Ao aplicarem um campo magnético perpendicular na grafite, os pesquisadores do IFGW registraram uma resistência gigantesca à passagem de corrente elétrica de uma folha para outra de grafeno, até 100 mil vezes superior à resistência verificada ao longo do plano.
Além disso, conforme variava a resistência, a grafite pirolítica passava a apresentar o comportamento de um isolante. “Encontramos esta transição em campos magnéticos extremamente baixos, entre 300 e 500 Oersteds, que qualquer ímã de geladeira pode gerar. É um efeito realmente espetacular, que contribuiu para motivar nossos estudos em grafite e que agora inclui o bismuto, cujo comportamento é bem semelhante”.
Férmions de Dirac Em 2004, Kopelevich e o colega Igor Lukyanchuk, da Universidade de Picardie Jules Verne (França) encontraram na grafite pirolítica os chamados férmions de Dirac, trabalho igualmente descrito na Physical Review Letters.
O professor da Unicamp ensina que toda matéria condensada (quaisquer sólidos) apresenta um espectro parabólico, formado por elétrons que possuem massa em estado de repouso. O outro é o espectro linear, com partículas de massa zero.
Acontece que na grafite, variando-se a intensidade do campo magnético, esses elétrons sem massa exibem um comportamento atípico, que o inglês Paul Dirac descreveu em suas equações da física quântica em 1928. “Os elétrons se movem como se fossem fótons [partículas de luz]. Isto é muito excitante para nós físicos, pois temos o primeiro sistema que permite associar teorias relativísticas com as de matéria condensada”.
Tal como em relação aos efeitos anteriores descobertos por Yakov Kopelevich e seus colaboradores, a presença de férmions de Dirac também seria comprovada em camadas únicas de grafite pelos mesmos grupos de Manchester e de Columbia, em 2005, e mais tarde em HOPG por pesquisadores das Universidades da Califórnia e de Rutgers.
‘A grafite vai concorrer com o silício’
“Por enquanto, temos de ser um pouco modestos, mas é real a possibilidade de a grafite vir a concorrer com o silício. Suas propriedades são tão impressionantes e as pesquisas avançam tão rapidamente, que em breve surgirão as primeiras aplicações tecnológicas para este material”, prevê o professor Yakov Kopelevich.

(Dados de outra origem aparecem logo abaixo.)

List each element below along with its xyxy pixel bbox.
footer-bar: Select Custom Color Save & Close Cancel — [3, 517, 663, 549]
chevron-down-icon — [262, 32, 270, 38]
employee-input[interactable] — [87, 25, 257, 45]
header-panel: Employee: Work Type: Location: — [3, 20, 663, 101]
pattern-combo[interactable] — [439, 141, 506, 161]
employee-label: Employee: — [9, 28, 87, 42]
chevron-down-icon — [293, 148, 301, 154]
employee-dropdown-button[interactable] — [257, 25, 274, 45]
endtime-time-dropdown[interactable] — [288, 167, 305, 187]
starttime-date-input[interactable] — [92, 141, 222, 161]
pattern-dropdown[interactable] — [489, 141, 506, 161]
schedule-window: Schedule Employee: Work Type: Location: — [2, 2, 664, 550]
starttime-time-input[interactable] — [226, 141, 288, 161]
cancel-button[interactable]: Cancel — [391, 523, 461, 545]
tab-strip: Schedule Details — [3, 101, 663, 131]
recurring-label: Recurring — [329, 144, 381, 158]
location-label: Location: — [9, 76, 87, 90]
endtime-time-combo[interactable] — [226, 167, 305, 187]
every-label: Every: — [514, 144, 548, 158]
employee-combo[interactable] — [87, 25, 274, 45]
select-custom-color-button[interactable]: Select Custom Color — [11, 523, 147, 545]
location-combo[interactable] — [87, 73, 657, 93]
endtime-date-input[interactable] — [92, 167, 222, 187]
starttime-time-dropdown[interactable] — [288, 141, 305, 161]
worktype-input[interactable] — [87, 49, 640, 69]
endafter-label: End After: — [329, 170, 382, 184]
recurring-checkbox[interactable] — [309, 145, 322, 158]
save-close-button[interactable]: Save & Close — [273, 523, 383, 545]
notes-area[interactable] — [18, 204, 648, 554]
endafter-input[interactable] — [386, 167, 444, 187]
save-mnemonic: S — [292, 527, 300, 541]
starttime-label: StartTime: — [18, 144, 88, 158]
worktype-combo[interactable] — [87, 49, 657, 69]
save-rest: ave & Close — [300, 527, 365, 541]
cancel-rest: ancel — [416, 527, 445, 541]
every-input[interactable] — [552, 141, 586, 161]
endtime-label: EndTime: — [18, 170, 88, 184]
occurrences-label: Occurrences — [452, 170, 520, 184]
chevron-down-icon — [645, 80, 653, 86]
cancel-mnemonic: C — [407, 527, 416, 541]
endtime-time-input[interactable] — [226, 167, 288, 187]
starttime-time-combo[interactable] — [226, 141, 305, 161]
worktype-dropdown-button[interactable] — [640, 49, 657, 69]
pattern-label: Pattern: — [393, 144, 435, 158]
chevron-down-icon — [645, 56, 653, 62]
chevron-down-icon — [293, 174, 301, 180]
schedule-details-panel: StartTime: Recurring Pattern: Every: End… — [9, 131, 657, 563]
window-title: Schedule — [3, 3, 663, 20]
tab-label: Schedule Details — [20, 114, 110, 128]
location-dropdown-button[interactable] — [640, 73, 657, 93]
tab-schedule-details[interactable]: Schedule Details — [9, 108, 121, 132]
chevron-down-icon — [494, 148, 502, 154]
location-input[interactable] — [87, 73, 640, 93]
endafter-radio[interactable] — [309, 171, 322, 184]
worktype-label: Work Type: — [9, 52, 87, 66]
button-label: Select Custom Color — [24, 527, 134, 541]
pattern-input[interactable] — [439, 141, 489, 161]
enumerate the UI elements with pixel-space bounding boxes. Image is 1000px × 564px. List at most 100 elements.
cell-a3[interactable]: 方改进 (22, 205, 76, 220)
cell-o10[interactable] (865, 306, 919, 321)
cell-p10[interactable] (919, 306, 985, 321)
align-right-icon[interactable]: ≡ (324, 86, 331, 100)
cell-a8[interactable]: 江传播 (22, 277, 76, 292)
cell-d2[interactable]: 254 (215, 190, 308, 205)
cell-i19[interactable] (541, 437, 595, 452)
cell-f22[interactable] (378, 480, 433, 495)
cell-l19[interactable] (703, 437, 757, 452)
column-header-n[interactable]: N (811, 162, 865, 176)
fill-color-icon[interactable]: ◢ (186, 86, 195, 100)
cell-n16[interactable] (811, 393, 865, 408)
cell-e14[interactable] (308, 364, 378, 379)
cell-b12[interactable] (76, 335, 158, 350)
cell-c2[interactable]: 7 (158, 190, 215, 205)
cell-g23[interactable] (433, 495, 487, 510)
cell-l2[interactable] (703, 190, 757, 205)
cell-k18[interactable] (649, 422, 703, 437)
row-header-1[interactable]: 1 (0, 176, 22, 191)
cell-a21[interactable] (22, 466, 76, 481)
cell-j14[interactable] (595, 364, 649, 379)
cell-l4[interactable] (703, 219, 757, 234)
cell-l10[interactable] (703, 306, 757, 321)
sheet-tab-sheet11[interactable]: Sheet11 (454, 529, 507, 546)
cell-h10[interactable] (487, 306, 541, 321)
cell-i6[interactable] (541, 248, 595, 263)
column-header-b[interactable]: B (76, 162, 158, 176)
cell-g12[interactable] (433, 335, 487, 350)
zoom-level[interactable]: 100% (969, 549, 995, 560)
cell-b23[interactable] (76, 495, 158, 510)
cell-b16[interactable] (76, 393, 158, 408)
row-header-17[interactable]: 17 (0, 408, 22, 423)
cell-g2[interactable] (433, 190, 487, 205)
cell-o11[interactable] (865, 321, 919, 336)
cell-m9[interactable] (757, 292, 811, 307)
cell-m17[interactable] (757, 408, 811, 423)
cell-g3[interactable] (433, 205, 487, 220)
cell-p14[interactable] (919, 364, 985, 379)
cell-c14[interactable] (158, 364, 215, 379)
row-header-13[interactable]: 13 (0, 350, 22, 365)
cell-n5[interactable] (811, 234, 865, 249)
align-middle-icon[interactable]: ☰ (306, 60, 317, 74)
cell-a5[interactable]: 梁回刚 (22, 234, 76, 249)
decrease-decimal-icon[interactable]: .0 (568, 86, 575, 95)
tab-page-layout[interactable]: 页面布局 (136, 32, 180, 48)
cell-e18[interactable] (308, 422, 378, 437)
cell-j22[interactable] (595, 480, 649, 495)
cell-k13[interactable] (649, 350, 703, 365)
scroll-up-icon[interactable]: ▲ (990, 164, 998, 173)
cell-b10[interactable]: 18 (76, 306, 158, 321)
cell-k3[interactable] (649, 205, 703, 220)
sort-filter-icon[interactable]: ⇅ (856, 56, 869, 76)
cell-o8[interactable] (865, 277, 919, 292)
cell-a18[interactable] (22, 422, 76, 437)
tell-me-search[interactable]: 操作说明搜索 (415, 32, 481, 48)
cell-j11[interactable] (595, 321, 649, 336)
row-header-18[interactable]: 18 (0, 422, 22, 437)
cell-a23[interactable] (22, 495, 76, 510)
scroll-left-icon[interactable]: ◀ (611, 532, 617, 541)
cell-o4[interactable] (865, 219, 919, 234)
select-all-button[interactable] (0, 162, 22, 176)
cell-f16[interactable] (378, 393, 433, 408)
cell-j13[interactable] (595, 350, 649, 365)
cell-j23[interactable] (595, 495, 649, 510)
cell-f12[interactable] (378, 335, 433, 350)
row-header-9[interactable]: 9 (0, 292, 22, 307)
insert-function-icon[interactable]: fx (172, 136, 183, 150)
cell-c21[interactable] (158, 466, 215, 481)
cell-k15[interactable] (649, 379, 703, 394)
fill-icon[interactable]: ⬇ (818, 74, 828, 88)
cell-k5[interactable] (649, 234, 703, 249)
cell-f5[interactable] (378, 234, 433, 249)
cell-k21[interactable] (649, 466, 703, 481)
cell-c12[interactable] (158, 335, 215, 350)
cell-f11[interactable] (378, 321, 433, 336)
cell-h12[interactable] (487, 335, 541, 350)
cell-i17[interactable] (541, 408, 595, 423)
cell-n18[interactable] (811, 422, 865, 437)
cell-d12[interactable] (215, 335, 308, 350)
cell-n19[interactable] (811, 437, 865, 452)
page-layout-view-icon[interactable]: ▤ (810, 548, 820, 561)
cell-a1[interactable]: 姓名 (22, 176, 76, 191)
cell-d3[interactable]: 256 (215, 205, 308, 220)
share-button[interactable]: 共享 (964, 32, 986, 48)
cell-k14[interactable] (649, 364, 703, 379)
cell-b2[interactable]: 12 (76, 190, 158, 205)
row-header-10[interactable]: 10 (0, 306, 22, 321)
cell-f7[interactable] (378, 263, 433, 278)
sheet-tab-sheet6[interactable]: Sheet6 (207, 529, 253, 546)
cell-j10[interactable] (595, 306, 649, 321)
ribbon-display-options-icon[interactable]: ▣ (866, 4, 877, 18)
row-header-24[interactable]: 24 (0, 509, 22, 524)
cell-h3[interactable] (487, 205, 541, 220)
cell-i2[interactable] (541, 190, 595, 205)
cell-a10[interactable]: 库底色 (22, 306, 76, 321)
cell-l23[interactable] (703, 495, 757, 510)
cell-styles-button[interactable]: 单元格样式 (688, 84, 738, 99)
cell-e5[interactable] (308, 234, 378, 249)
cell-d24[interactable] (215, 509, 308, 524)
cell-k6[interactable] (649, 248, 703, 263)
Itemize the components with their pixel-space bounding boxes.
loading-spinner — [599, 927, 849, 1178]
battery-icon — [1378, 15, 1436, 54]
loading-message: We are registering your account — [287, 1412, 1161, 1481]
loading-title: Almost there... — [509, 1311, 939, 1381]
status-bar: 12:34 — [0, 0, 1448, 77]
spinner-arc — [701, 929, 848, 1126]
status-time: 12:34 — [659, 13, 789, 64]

O pesquisador da Unicamp comenta que numerosas instituições de pesquisa da Europa e Estados Unidos já montaram laboratórios para retomar os estudos com grafite. “Os editores da revista Nature, por exemplo, elegeram a linha de pesquisa com grafite como uma das mais importantes da física moderna”.
No Laboratório de Materiais e Dispositivos do IFGW, uma das prioridades é viabilizar o uso da HOPG como mini-magnetos e mini-supercondutores, o que seria importante tanto para pesquisas em física básica como para aplicações. Quanto às pesquisas que correm pelo mundo, como das aplicações hoje permitidas pelo silício, elas renderiam outras matérias neste jornal.
No entanto, um único estudo, dentre outros citados por Kopelevich, nos dá a dimensão desta maratona. “Há um físico famoso, Grigory Volovik, que vê nos férmions de Dirac a base para explicar por que o universo e a nossa vida existem. Outros físicos, mais modestos, avaliam o uso da grafite como sensor para testar ao menos previsões das teorias relativísticas”.
Nesse sentido, o professor rende-se à associação inevitável, embora imprópria, da grafite pirolítica com o mais rudimentar objeto do aprendizado humano. “Agora podemos dizer que podemos entender melhor o universo estudando o lápis, que volta a ser um instrumento básico do conhecimento”.
Mas Yakov Kopelevich adianta que até o lápis está sendo aprimorado. “Por esses dias, li um artigo mostrando como nanotubos de grafeno estão sendo enrolados para se obter uma grafite elástica. Vai ser difícil quebrar a ponta do lápis”.